Uranium One applies to suspend Mkuju River project
Uranium One subsidiary Mantra Tanzania has applied to suspend the Mkuju River project in Tanzania due to depressed uranium prices, the company has confirmed.
Uranium One, an international mining company of Russian state nuclear energy corporation Rosatom, said its subsidiary Mantra Tanzania had applied to suspend the project in December last year after "proper negotiations and consultations" with Tanzania's Ministry of Energy and Minerals.

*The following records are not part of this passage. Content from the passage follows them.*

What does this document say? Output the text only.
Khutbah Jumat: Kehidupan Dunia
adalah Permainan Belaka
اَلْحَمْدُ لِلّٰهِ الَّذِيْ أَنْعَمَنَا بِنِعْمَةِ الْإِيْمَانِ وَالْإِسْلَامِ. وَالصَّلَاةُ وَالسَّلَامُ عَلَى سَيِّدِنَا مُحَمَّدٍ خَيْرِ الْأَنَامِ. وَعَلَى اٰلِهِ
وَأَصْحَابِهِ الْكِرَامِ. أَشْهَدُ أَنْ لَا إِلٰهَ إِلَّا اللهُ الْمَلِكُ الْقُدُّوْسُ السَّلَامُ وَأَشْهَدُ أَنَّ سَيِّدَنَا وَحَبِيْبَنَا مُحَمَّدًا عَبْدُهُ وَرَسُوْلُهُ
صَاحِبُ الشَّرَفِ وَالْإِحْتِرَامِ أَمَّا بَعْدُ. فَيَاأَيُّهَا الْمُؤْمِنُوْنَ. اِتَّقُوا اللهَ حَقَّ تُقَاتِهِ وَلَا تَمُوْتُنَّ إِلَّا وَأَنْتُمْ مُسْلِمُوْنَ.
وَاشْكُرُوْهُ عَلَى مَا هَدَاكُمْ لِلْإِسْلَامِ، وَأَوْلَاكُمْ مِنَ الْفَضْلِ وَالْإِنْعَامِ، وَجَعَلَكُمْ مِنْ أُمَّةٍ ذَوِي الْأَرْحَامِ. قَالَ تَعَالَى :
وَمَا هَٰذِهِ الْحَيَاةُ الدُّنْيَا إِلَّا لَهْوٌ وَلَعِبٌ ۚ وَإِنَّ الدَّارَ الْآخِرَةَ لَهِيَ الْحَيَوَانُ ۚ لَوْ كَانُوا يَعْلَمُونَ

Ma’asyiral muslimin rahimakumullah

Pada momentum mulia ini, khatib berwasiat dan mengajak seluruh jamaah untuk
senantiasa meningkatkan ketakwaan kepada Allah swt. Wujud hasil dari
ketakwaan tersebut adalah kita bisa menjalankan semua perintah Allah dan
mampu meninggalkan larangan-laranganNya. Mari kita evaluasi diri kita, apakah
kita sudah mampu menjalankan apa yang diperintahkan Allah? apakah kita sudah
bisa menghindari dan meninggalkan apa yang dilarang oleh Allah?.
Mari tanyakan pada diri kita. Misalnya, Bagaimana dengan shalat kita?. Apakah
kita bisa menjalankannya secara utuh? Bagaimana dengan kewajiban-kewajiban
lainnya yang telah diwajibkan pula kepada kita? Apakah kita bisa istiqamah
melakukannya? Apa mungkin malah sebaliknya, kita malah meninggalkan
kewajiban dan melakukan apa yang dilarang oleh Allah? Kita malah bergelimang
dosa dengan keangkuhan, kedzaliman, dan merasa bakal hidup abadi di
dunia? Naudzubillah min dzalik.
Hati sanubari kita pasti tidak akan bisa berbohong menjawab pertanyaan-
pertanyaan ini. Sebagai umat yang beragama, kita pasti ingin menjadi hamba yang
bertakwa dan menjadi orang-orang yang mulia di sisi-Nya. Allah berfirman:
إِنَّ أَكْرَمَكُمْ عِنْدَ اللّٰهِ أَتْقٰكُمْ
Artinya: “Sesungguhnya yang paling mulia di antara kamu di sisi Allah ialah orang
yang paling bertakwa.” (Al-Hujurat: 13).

"This request for the project suspension was made primarily and purely due to the depressed market price of uranium the world over. Mining in this depressed environment will have no benefit to the people of the United Republic of Tanzania, or the Company, as the project financials make it infeasible to commence such mining at current price levels," it said.
The suspension is "of mutual interest" to both parties as project costs would be optimised and tax payments maximised at higher uranium prices, it added.
"It is not uncommon in mining to suspend projects until the market prices stabilise, which is exactly what the Company is attempting to do with the permission of the Government of Tanzania. The Mkuju River Project has its own environmental and social impact assessment done and is complying with all the laws, both Tanzanian and international."
Mkuju River, 470 km southwest of Dar es Salaam, in 2013 became the first uranium mine to receive a licence from Tanzania's ministry of energy and mineral resources. As of March that year the project had measured and indicated resources of 48,000 tU plus inferred resources of 10,600 tU at an average grade of 0.026% U.